À ces mots je me jetai de nouveau à son cou, nous déséquilibrant. Nous nous retrouvâmes en un instant sur le sol, en train de nous embrasser. Nous étions alors loin de nous douter que ses mots avaient plus de sens que ce qu’il ne pensait en me les disant.
Nous Marchions dans la rue de nuit, mains dans la main, et moi pendu à son bras la tête contre son épaule.

- Tu es sur que tu ne t’ais pas fait mal ? lui demandais-je

Lorsque nous étions tombé, il avait pris tout le choc, mais m’avait certifié qu’il n’avait rien de grave.

- Sur et certain, cesse de t’inquiéter …

Comment ne pas m’inquiéter ? L’eau pouvait-elle ne pas mouiller ? Et le feu pouvait-il ne pas brûler ? Je lui embrassais tendrement l’épaule ne pouvant atteindre ses lèvres toute seule.

- Quel genre de place tu occupe dans le cercle ?

La question fut certes soudaine mais me brûlait les lèvres depuis un bon bout de temps.

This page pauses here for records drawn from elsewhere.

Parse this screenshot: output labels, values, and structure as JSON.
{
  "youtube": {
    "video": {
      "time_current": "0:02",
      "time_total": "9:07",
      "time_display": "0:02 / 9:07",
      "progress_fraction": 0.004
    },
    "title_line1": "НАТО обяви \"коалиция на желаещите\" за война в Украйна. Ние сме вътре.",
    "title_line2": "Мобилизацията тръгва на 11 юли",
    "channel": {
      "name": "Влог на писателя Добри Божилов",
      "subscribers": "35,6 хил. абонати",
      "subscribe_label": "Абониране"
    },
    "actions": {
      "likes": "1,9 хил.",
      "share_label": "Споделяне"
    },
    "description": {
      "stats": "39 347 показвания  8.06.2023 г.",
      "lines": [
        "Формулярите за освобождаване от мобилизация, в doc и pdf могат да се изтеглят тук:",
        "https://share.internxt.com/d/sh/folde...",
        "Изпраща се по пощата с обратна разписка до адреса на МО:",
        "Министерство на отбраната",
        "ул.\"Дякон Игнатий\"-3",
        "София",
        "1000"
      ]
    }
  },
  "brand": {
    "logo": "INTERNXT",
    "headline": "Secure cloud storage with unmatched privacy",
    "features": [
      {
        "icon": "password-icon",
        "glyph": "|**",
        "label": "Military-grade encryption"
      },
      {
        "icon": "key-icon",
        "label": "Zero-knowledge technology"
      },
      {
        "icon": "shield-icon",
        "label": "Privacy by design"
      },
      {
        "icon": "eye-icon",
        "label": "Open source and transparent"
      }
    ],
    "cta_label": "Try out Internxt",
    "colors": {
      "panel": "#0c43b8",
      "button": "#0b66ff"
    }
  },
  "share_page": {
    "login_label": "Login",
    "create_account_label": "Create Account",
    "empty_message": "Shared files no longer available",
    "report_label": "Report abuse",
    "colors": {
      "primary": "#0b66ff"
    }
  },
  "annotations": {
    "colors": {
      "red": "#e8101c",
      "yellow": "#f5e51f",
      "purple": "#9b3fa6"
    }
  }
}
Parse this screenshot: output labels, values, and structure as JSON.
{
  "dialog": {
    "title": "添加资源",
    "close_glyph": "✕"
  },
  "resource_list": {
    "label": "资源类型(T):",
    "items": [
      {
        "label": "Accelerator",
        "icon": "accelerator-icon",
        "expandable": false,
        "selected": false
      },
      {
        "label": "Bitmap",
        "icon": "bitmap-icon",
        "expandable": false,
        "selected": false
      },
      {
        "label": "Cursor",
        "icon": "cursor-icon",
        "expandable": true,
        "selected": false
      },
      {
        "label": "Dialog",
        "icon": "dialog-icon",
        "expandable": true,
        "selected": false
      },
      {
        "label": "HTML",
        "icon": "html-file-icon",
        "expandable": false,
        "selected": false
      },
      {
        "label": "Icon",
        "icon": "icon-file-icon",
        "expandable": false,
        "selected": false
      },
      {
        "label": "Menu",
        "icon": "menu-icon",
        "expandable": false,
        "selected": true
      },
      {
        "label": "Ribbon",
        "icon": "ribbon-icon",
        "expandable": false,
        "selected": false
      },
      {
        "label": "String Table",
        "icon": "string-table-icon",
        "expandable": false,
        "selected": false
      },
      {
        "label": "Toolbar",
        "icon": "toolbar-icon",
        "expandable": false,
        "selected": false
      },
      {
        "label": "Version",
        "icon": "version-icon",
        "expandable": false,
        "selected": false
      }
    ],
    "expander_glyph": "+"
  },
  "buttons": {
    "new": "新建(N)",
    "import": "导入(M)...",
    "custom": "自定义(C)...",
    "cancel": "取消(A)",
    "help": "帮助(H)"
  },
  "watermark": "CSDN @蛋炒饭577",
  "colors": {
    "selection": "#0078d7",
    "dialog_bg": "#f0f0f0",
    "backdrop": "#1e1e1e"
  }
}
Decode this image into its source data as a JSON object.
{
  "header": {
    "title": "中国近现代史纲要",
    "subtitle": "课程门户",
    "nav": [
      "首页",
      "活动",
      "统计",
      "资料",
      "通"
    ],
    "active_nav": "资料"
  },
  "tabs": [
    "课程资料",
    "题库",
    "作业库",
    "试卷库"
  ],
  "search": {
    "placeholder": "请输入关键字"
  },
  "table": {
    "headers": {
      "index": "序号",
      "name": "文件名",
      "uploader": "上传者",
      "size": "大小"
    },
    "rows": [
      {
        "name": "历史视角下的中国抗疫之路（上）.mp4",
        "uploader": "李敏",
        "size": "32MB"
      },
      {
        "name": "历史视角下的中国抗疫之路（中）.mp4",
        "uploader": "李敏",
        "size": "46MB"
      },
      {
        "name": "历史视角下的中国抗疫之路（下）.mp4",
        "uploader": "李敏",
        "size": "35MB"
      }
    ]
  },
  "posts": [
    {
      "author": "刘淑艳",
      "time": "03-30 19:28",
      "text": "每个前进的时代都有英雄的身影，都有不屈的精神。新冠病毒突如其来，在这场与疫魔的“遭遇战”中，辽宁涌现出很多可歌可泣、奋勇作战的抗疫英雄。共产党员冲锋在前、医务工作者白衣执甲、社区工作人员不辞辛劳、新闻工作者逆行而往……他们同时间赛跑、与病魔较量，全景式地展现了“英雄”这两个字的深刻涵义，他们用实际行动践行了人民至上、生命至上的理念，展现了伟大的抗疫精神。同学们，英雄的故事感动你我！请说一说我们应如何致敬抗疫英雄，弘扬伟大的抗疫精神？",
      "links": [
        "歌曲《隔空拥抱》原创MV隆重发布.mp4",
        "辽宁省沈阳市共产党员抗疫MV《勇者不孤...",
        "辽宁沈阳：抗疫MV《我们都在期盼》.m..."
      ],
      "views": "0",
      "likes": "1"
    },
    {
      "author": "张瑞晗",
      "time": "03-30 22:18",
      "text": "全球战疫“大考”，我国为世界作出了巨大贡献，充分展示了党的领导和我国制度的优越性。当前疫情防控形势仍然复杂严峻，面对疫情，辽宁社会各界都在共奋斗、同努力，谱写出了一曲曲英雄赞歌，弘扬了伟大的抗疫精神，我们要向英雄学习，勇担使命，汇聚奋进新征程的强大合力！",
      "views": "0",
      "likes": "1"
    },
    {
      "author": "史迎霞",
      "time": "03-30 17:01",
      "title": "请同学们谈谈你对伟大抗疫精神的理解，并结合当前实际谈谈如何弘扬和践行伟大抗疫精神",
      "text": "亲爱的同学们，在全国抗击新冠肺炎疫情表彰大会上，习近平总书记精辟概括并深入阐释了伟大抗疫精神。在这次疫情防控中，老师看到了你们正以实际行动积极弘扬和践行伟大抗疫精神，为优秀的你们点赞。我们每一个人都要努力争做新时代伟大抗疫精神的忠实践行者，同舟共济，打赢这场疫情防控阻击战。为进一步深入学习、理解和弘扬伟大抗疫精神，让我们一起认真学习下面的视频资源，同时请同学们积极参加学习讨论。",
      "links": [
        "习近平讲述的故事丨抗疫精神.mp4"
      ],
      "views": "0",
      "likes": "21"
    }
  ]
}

- Quel fonction tu me donnerais ? me demanda-t-il
- Assassin ? proposais-je.
- Trop bas.
- Parrain.
- Trop haut.
- Garde du corps.
- Trop vulgaire.
- Champion ! lançais-je, c’est ce que j’avais entendu lors de son affrontement.
- C’est honorifique.
- Et alors ?
- Alors ce n’est pas un rang.
- Mais tu l’es quand même.
- Mais ce n’est pas mon rang
- Alors je sèche …

Il me regarda en souriant de nouveau.

- Tu ne me croiras jamais. Lança-t-il
- Au point où j’en suis … repris-je
- C’est trop gros …
- Dis toujours …
- Tu n’y croiras pas …
- Allez ! Dis !
- Bras droit.
- Je te crois pas …
- Qu’est-ce que je disais !
- Non mais sérieusement ?
- Je suis sérieux !
- Bras droit, carrément …
- Carrément …

Il me dévisagea de nouveau avec un grand sourire. N’y tenant plus, je me hissais sur la pointe des pieds, passant les bras autours de son cou. Comprenant vite mes intentions, il m’enlaça tendrement, baissa la tête, et plaqua ses lèvres contre les miennes. Comme la dernière fois, la sensation de glace, à peine gelée puis à immédiatement, fondu sous les flammes, me prise au corps. Je me fichais bien qu’il soit assassin, ou garde du corps, pirate ou bras droit, mafieux ou meurtrier. Non tout ça n’avait pas d’importance, car je l’aimais. Je l’aimais plus que je n’avais jamais aimée, devant ce que je ressentais pour lui, mes sentiments envers mon père et Sélaphina semblait complètement inexistant. Je faisais appelle à toute ma volonté pour briser le lien qui unissait nos lèvres, et pour le lui dire :

- Je t’aime !

Ces mots raisonnaient comme une évidence, comme une alarme qu’on sonnerait pour prévenir que l’incendie à déjà tout ravagé. Comment pouvait-il en être autrement ? Pourtant malgré cette évidence, j’avais besoin de le lui dire, besoin de le lui faire savoir. Il ouvrit alors la bouche à son tour, mais n’eu pas le temps d’en faire sortir le moindre mot. Un bruit mécanique fusa dans l’ombre et nous fit regarder dans la même direction. Un son tout autant mécanique, mais articulant des mots brisa de nouveau le silence.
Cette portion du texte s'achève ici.